5. (14:52) As a leader, how do you prepare your heart and mind to make the progressive leaps in scale from leading a charter school, to leading a large public school system, to leading the improvement of education in a country the size of the United States?
6. (19:16) In your Chicago experience, what would you put in the “wins” column and the “loss” column?
7. (22:24) 2008 comes and you take another leap in scale, becoming US Secretary of Education. Give a sense of that journey. As Education Secretary what were some of your wins and losses?
8. (28:38) In a 1995 speech, President Nelson Mandela spoke about leadership, vision, and political courage.
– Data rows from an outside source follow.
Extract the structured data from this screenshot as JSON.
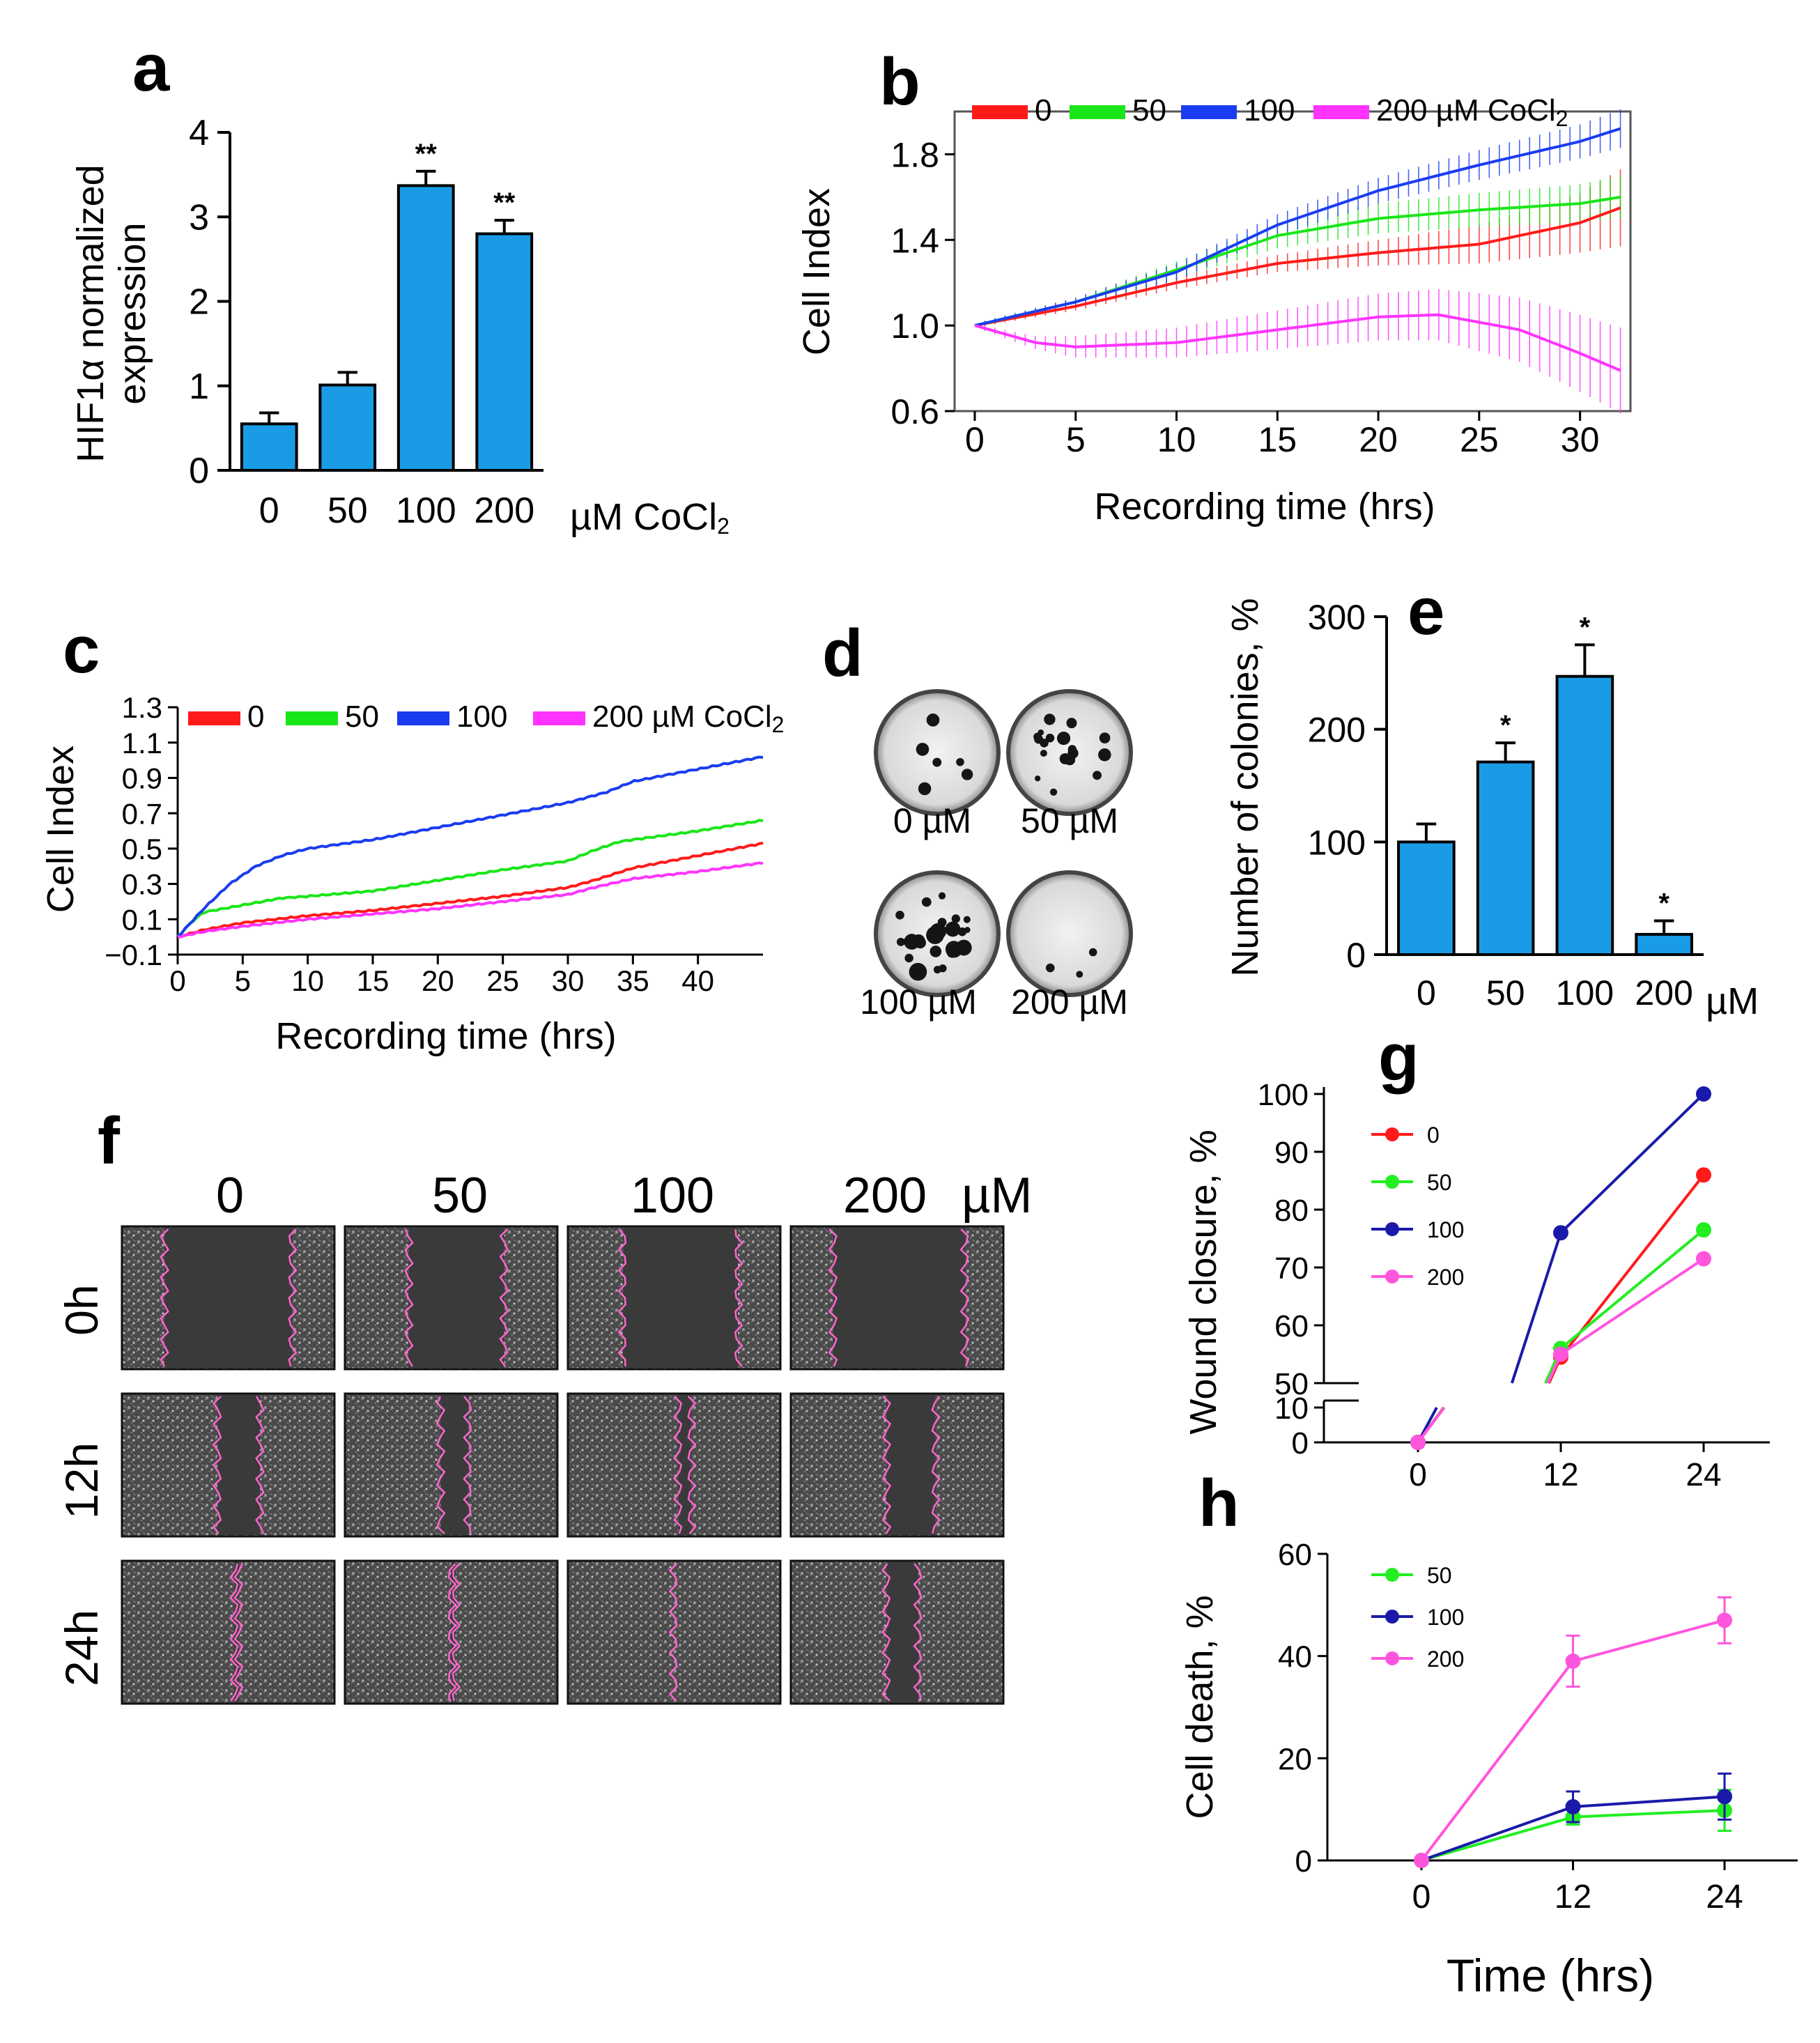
{
  "colors": {
    "bar": "#1a9be6",
    "c0": "#ff1a1a",
    "c50": "#19e619",
    "c100": "#1a3cf0",
    "c200": "#ff33ff",
    "g0": "#ff1a1a",
    "g50": "#22ee22",
    "g100": "#1a1aaa",
    "g200": "#ff55dd"
  },
  "chart_data": [
    {
      "id": "a",
      "panel": "a",
      "type": "bar",
      "categories": [
        "0",
        "50",
        "100",
        "200"
      ],
      "unit_label": "µM CoCl",
      "unit_sub": "2",
      "values": [
        0.55,
        1.01,
        3.37,
        2.8
      ],
      "errors": [
        0.13,
        0.15,
        0.17,
        0.16
      ],
      "annotations": [
        "",
        "",
        "**",
        "**"
      ],
      "ylabel_line1": "HIF1α normalized",
      "ylabel_line2": "expression",
      "ylim": [
        0,
        4
      ],
      "yticks": [
        "0",
        "1",
        "2",
        "3",
        "4"
      ]
    },
    {
      "id": "b",
      "panel": "b",
      "type": "line",
      "xlabel": "Recording time (hrs)",
      "ylabel": "Cell Index",
      "xlim": [
        -1,
        32.5
      ],
      "ylim": [
        0.6,
        2.0
      ],
      "xticks": [
        "0",
        "5",
        "10",
        "15",
        "20",
        "25",
        "30"
      ],
      "yticks": [
        "0.6",
        "1.0",
        "1.4",
        "1.8"
      ],
      "legend": [
        "0",
        "50",
        "100",
        "200 µM CoCl"
      ],
      "legend_sub": "2",
      "series": [
        {
          "name": "0",
          "color_key": "c0",
          "x": [
            0,
            5,
            10,
            15,
            20,
            25,
            30,
            32
          ],
          "y": [
            1.0,
            1.09,
            1.2,
            1.29,
            1.34,
            1.38,
            1.48,
            1.55
          ],
          "err": [
            0.01,
            0.02,
            0.03,
            0.04,
            0.06,
            0.09,
            0.14,
            0.18
          ]
        },
        {
          "name": "50",
          "color_key": "c50",
          "x": [
            0,
            5,
            10,
            15,
            20,
            25,
            30,
            32
          ],
          "y": [
            1.0,
            1.11,
            1.26,
            1.42,
            1.5,
            1.54,
            1.57,
            1.6
          ],
          "err": [
            0.01,
            0.02,
            0.04,
            0.06,
            0.07,
            0.08,
            0.09,
            0.1
          ]
        },
        {
          "name": "100",
          "color_key": "c100",
          "x": [
            0,
            5,
            10,
            15,
            20,
            25,
            30,
            32
          ],
          "y": [
            1.0,
            1.11,
            1.25,
            1.47,
            1.63,
            1.75,
            1.86,
            1.92
          ],
          "err": [
            0.01,
            0.02,
            0.04,
            0.05,
            0.06,
            0.07,
            0.08,
            0.09
          ]
        },
        {
          "name": "200",
          "color_key": "c200",
          "x": [
            0,
            3,
            5,
            10,
            15,
            20,
            23,
            27,
            30,
            32
          ],
          "y": [
            1.0,
            0.92,
            0.9,
            0.92,
            0.98,
            1.04,
            1.05,
            0.98,
            0.87,
            0.79
          ],
          "err": [
            0.01,
            0.03,
            0.05,
            0.07,
            0.09,
            0.11,
            0.12,
            0.15,
            0.18,
            0.2
          ]
        }
      ]
    },
    {
      "id": "c",
      "panel": "c",
      "type": "line",
      "xlabel": "Recording time (hrs)",
      "ylabel": "Cell Index",
      "xlim": [
        0,
        45
      ],
      "ylim": [
        -0.1,
        1.3
      ],
      "xticks": [
        "0",
        "5",
        "10",
        "15",
        "20",
        "25",
        "30",
        "35",
        "40"
      ],
      "yticks": [
        "−0.1",
        "0.1",
        "0.3",
        "0.5",
        "0.7",
        "0.9",
        "1.1",
        "1.3"
      ],
      "legend": [
        "0",
        "50",
        "100",
        "200 µM CoCl"
      ],
      "legend_sub": "2",
      "series": [
        {
          "name": "0",
          "color_key": "c0",
          "x": [
            0,
            2,
            5,
            10,
            15,
            20,
            25,
            30,
            32,
            35,
            40,
            45
          ],
          "y": [
            0,
            0.04,
            0.08,
            0.12,
            0.15,
            0.19,
            0.23,
            0.28,
            0.32,
            0.39,
            0.46,
            0.53
          ]
        },
        {
          "name": "50",
          "color_key": "c50",
          "x": [
            0,
            1,
            2,
            5,
            8,
            10,
            15,
            20,
            25,
            30,
            32,
            34,
            40,
            45
          ],
          "y": [
            0,
            0.08,
            0.14,
            0.18,
            0.22,
            0.23,
            0.26,
            0.32,
            0.38,
            0.43,
            0.49,
            0.54,
            0.6,
            0.66
          ]
        },
        {
          "name": "100",
          "color_key": "c100",
          "x": [
            0,
            2,
            4,
            6,
            8,
            10,
            15,
            20,
            25,
            30,
            33,
            35,
            40,
            45
          ],
          "y": [
            0,
            0.16,
            0.3,
            0.4,
            0.46,
            0.5,
            0.55,
            0.62,
            0.69,
            0.76,
            0.82,
            0.88,
            0.95,
            1.02
          ]
        },
        {
          "name": "200",
          "color_key": "c200",
          "x": [
            0,
            2,
            5,
            10,
            15,
            20,
            25,
            30,
            32,
            35,
            40,
            45
          ],
          "y": [
            0,
            0.03,
            0.06,
            0.1,
            0.13,
            0.16,
            0.2,
            0.24,
            0.28,
            0.33,
            0.37,
            0.42
          ]
        }
      ]
    },
    {
      "id": "e",
      "panel": "e",
      "type": "bar",
      "categories": [
        "0",
        "50",
        "100",
        "200"
      ],
      "unit_label": "µM",
      "values": [
        100,
        171,
        247,
        18
      ],
      "errors": [
        16,
        17,
        28,
        12
      ],
      "annotations": [
        "",
        "*",
        "*",
        "*"
      ],
      "ylabel": "Number of colonies, %",
      "ylim": [
        0,
        300
      ],
      "yticks": [
        "0",
        "100",
        "200",
        "300"
      ]
    },
    {
      "id": "g",
      "panel": "g",
      "type": "line",
      "ylabel": "Wound closure, %",
      "xticks": [
        "0",
        "12",
        "24"
      ],
      "yticks_upper": [
        "50",
        "60",
        "70",
        "80",
        "90",
        "100"
      ],
      "yticks_lower": [
        "0",
        "10"
      ],
      "legend": [
        "0",
        "50",
        "100",
        "200"
      ],
      "series": [
        {
          "name": "0",
          "color_key": "g0",
          "x": [
            0,
            12,
            24
          ],
          "y": [
            0,
            54.5,
            86
          ],
          "err": [
            0,
            1.2,
            0.8
          ]
        },
        {
          "name": "50",
          "color_key": "g50",
          "x": [
            0,
            12,
            24
          ],
          "y": [
            0,
            56,
            76.5
          ],
          "err": [
            0,
            1.0,
            1.2
          ]
        },
        {
          "name": "100",
          "color_key": "g100",
          "x": [
            0,
            12,
            24
          ],
          "y": [
            0,
            76,
            100
          ],
          "err": [
            0,
            1.0,
            0.6
          ]
        },
        {
          "name": "200",
          "color_key": "g200",
          "x": [
            0,
            12,
            24
          ],
          "y": [
            0,
            55,
            71.5
          ],
          "err": [
            0,
            1.2,
            0.9
          ]
        }
      ]
    },
    {
      "id": "h",
      "panel": "h",
      "type": "line",
      "xlabel": "Time (hrs)",
      "ylabel": "Cell death, %",
      "ylim": [
        0,
        60
      ],
      "xticks": [
        "0",
        "12",
        "24"
      ],
      "yticks": [
        "0",
        "20",
        "40",
        "60"
      ],
      "legend": [
        "50",
        "100",
        "200"
      ],
      "series": [
        {
          "name": "50",
          "color_key": "g50",
          "x": [
            0,
            12,
            24
          ],
          "y": [
            0,
            8.5,
            9.8
          ],
          "err": [
            0,
            1.5,
            4
          ]
        },
        {
          "name": "100",
          "color_key": "g100",
          "x": [
            0,
            12,
            24
          ],
          "y": [
            0,
            10.5,
            12.5
          ],
          "err": [
            0,
            3,
            4.5
          ]
        },
        {
          "name": "200",
          "color_key": "g200",
          "x": [
            0,
            12,
            24
          ],
          "y": [
            0,
            39,
            47
          ],
          "err": [
            0,
            5,
            4.5
          ]
        }
      ]
    }
  ],
  "panel_d": {
    "letter": "d",
    "labels": [
      "0 µM",
      "50 µM",
      "100 µM",
      "200 µM"
    ],
    "colony_counts": [
      6,
      18,
      24,
      3
    ]
  },
  "panel_f": {
    "letter": "f",
    "columns": [
      "0",
      "50",
      "100",
      "200"
    ],
    "unit": "µM",
    "rows": [
      "0h",
      "12h",
      "24h"
    ]
  }
}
What aspects of political courage had to define your time as secretary of education?
9. (32:37) How do you balance navigating through opposition and challenge while bringing the country together as a team?
10. (36:20) At the high point of COVID-19, 1.6 children across the globe were forced out of school. Many still face this situation. Given the role you’ve had, what advice do you have for education ministers across the world who are facing this unprecedented crisis?
11. (42:19) Going back to your book and your work with the Emerson Collective, there are a few stories you’ve shared regarding gun violence and trauma in communities. What have you learned in your time that would help us today given all the trauma kids are going through?
12. (49:37) Do you still stand by the six lessons from your book today? How are they relevant even more so in the current pandemic?
13. (51:50) What were your favorite books as a child?
14. (53:37) Any final thoughts?
15. (55:47) Bonus question: What was it like working with President Obama?
“None of this is easy. None of this can be fixed overnight. But we owe it to our young people, we owe it to our communities, [and] we owe it to our country to challenge these things that have been absolutely broken and try and do something better.”